Coffey memo riles DHSC and UKHSA staff

Style-guide tips channel Jacob Rees-Mogg after new health secretary's appointment
Photo: Belinda Jiao/Alamy Stock Photo

By Jim Dunton

16 Sep 2022

New health secretary Thérèse Coffey has reportedly angered staff at the Department of Health and Social Care and the UK Health Security Agency with a “patronising” memo setting out her English-usage preferences.

The memo, titled “New secretary of state ways of working preferences” went out on the DHSC intranet and was subsequently forwarded to UKHSA staff.

It featured calls to avoid policy-wonk jargon, double negatives and Oxford commas – but also encouraged staff to “be positive” and flag up achievements “if we have done something good”, according to a leaked version seen by the Financial Times.

The paper said the communication had been received particularly poorly at UKHSA, where hundreds of jobs are at risk as part of a restructuring of the organisation.

It quoted one staff member describing the memo as “super patronising” and out of touch with issues affecting the organisation.

“It does make you consider if you’re in the right place when a new minister comes in with this,” they said.

“The idea that we have to frame issues positively indicates a person who doesn’t want to deal with problems, so that’s not encouraging.”

CSW understands that the latest guidance was not sent out by Coffey herself but was issued by her office to staff at DHSC and UKHSA.

New business secretary Jacob Rees-Mogg notoriously handed Cabinet Office staff a style guide with proscribed words and phrases shortly after he was appointed leader of the House of Commons – a cabinet-level role – in 2019.

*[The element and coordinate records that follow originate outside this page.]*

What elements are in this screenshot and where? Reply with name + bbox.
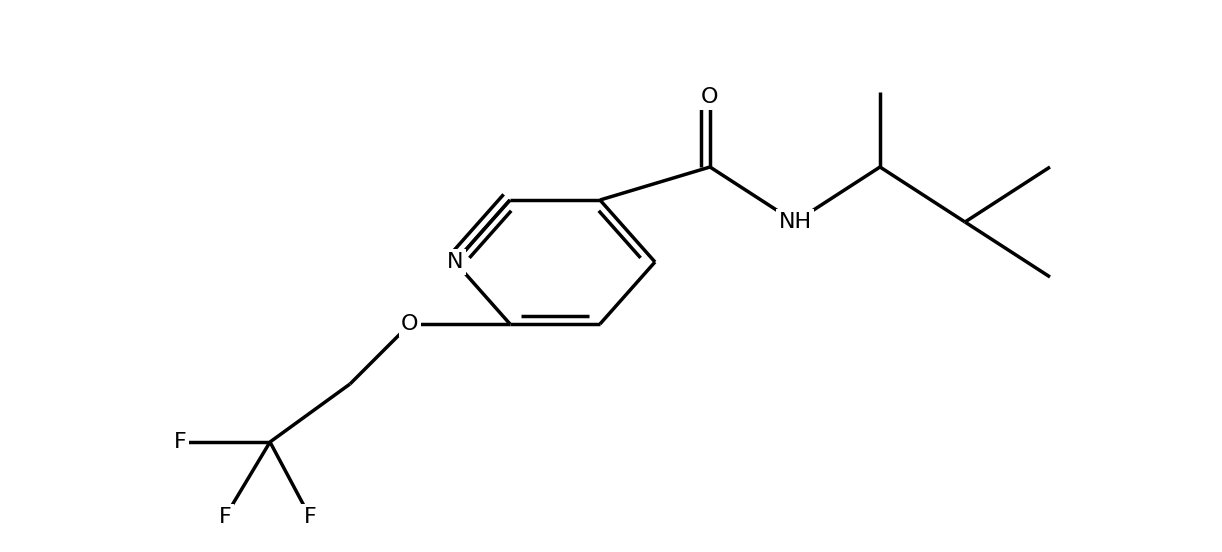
- Text: N: N: [447, 252, 463, 272]
- Text: F: F: [174, 432, 187, 452]
- Text: NH: NH: [778, 212, 811, 232]
- Text: F: F: [303, 507, 316, 527]
- Text: F: F: [219, 507, 231, 527]
- Text: O: O: [401, 314, 419, 334]
- Text: O: O: [701, 87, 719, 107]
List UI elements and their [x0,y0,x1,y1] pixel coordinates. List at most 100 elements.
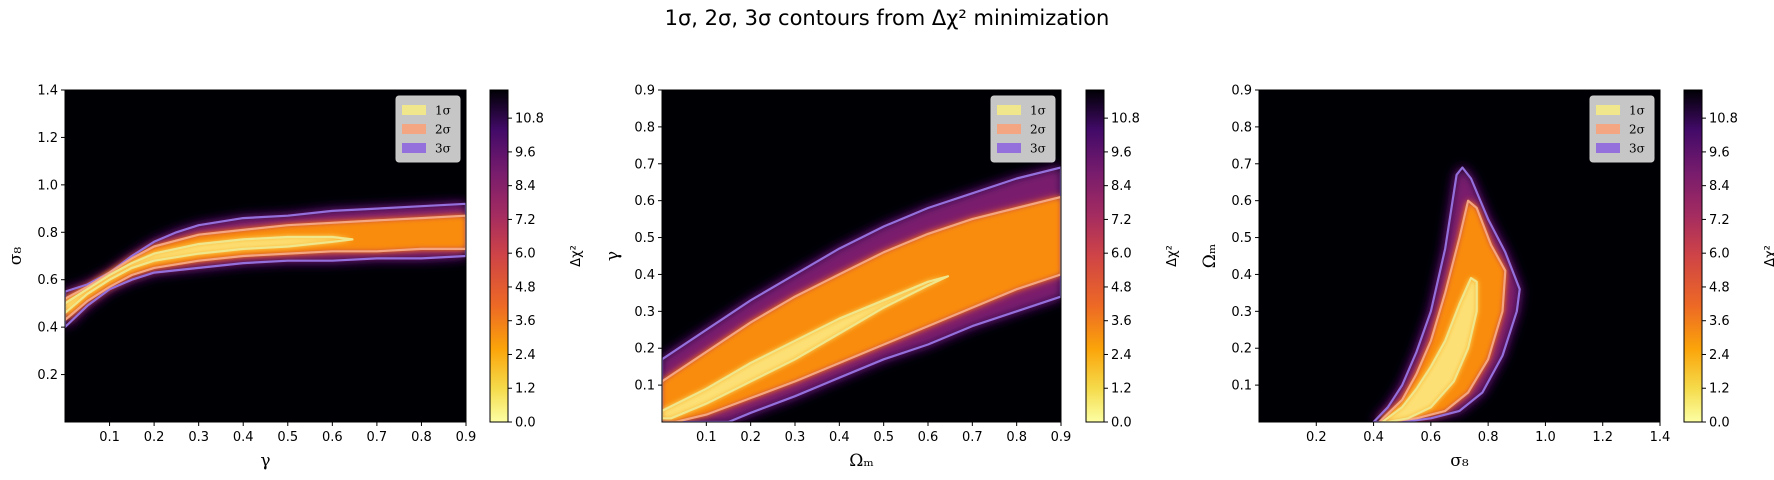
y-tick-label: 1.2 [37,131,58,146]
colorbar-label: Δχ² [1763,245,1774,267]
y-tick-label: 1.4 [37,84,58,99]
legend: 1σ 2σ 3σ [990,95,1056,163]
y-tick-label: 0.5 [1231,231,1252,246]
colorbar: 0.0 1.2 2.4 3.6 4.8 6.0 7.2 8.4 9.6 10.8 Δχ² [1085,89,1180,431]
x-axis-label: Ωₘ [849,451,874,471]
colorbar-tick-label: 10.8 [1111,112,1140,127]
legend: 1σ 2σ 3σ [1589,95,1655,163]
y-tick-label: 0.1 [634,379,655,394]
contour-2sigma [662,195,1061,422]
colorbar-tick-label: 10.8 [1709,112,1738,127]
legend-swatch [402,143,426,153]
x-tick-label: 0.8 [411,430,432,445]
heatmap-fill [1373,167,1520,422]
y-axis-label: σ₈ [6,247,26,266]
contour-2sigma [65,214,466,322]
colorbar-tick-label: 2.4 [1111,348,1132,363]
x-tick-label: 0.9 [1051,430,1072,445]
y-tick-label: 0.6 [634,194,655,209]
y-tick-label: 0.4 [634,268,655,283]
colorbar-tick-label: 3.6 [1111,314,1132,329]
x-tick-label: 0.4 [1363,430,1384,445]
colorbar-gradient [1683,89,1703,423]
axes-frame [64,89,467,423]
colorbar-tick-label: 8.4 [1709,179,1730,194]
contour-lines [1372,166,1521,422]
y-tick-label: 0.8 [37,226,58,241]
subplot-1: 0.1 0.2 0.3 0.4 0.5 0.6 0.7 0.8 0.9 0.2 0.4 0.6 0.8 1… [6,84,584,472]
x-tick-label: 0.1 [696,430,717,445]
contour-lines [662,166,1061,422]
y-tick-label: 0.9 [1231,84,1252,99]
legend-label: 1σ [1030,104,1046,118]
legend-swatch [997,124,1021,134]
y-tick-label: 1.0 [37,178,58,193]
y-tick-label: 0.7 [634,157,655,172]
legend-label: 2σ [1030,123,1046,137]
contour-1sigma [65,235,354,314]
legend-label: 2σ [435,123,451,137]
colorbar: 0.0 1.2 2.4 3.6 4.8 6.0 7.2 8.4 9.6 10.8 Δχ² [489,89,584,431]
colorbar-tick-label: 4.8 [515,280,536,295]
y-tick-label: 0.3 [634,305,655,320]
legend-swatch [402,105,426,115]
heat-band-2sigma-inner [1379,200,1506,422]
colorbar-tick-label: 2.4 [1709,348,1730,363]
colorbar-tick-label: 4.8 [1709,280,1730,295]
legend-swatch [997,105,1021,115]
colorbar-label: Δχ² [1165,245,1180,267]
colorbar-tick-label: 7.2 [1709,213,1730,228]
legend-swatch [997,143,1021,153]
x-tick-label: 0.9 [456,430,477,445]
x-tick-label: 0.3 [785,430,806,445]
heat-band-2sigma-inner [65,215,466,320]
legend-swatch [1596,124,1620,134]
subplot-3: 0.2 0.4 0.6 0.8 1.0 1.2 1.4 0.1 0.2 0.3 0.4 0.5 0.6 0… [1200,84,1774,472]
legend: 1σ 2σ 3σ [395,95,461,163]
colorbar-tick-label: 6.0 [515,247,536,262]
colorbar-tick-label: 1.2 [1709,382,1730,397]
colorbar-tick-label: 0.0 [515,416,536,431]
colorbar-tick-label: 2.4 [515,348,536,363]
colorbar-gradient [489,89,509,423]
x-tick-label: 1.2 [1592,430,1613,445]
y-tick-label: 0.2 [37,368,58,383]
x-tick-label: 0.1 [99,430,120,445]
colorbar-tick-label: 6.0 [1111,247,1132,262]
y-tick-label: 0.2 [1231,342,1252,357]
y-tick-label: 0.7 [1231,157,1252,172]
x-tick-label: 0.5 [873,430,894,445]
contour-1sigma [1381,277,1478,422]
contour-lines [65,202,466,329]
y-tick-label: 0.6 [1231,194,1252,209]
colorbar-tick-label: 0.0 [1111,416,1132,431]
colorbar-tick-label: 4.8 [1111,280,1132,295]
colorbar-tick-label: 1.2 [1111,382,1132,397]
x-tick-label: 0.5 [277,430,298,445]
colorbar-tick-label: 7.2 [1111,213,1132,228]
contour-2sigma [1378,199,1507,422]
x-tick-label: 0.7 [367,430,388,445]
contour-1sigma [662,275,950,420]
x-tick-label: 0.2 [144,430,165,445]
y-tick-label: 0.2 [634,342,655,357]
colorbar-tick-label: 8.4 [1111,179,1132,194]
figure-title: 1σ, 2σ, 3σ contours from Δχ² minimizatio… [664,6,1110,30]
x-tick-label: 0.2 [740,430,761,445]
colorbar: 0.0 1.2 2.4 3.6 4.8 6.0 7.2 8.4 9.6 10.8 Δχ² [1683,89,1774,431]
legend-label: 3σ [1629,142,1645,156]
colorbar-tick-label: 9.6 [515,145,536,160]
y-tick-label: 0.4 [37,321,58,336]
colorbar-label: Δχ² [569,245,584,267]
legend-label: 3σ [435,142,451,156]
y-tick-label: 0.8 [634,120,655,135]
colorbar-tick-label: 9.6 [1709,145,1730,160]
legend-label: 1σ [435,104,451,118]
x-tick-label: 0.3 [188,430,209,445]
x-tick-label: 0.8 [1006,430,1027,445]
y-tick-label: 0.9 [634,84,655,99]
colorbar-tick-label: 7.2 [515,213,536,228]
colorbar-tick-label: 6.0 [1709,247,1730,262]
x-tick-label: 1.0 [1535,430,1556,445]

His banned list included “hopefully”, “very”, “due to” and “equal”, as well as “yourself”, “ongoing” and “unacceptable”, and the Oxford comma. The guide also instructed staff to use imperial measurements, even though most people of Rees-Mogg's age and younger are more familiar with grammes, metres and litres than ounces, yards and quarts.

Dave Penman, general secretary of public-sector leaders’ union the FDA, said it was not unusual for new secretaries of state to set out their requirements of staff. But he questioned the judgment displayed in the Coffey memo.

“Ministers will inevitably have different ways of working which need to be communicated,” he said.

“Leadership though, is about understanding how messages will be received and their impact, particularly on a workforce exhausted at all levels and whose entire focus is on the nation’s health.”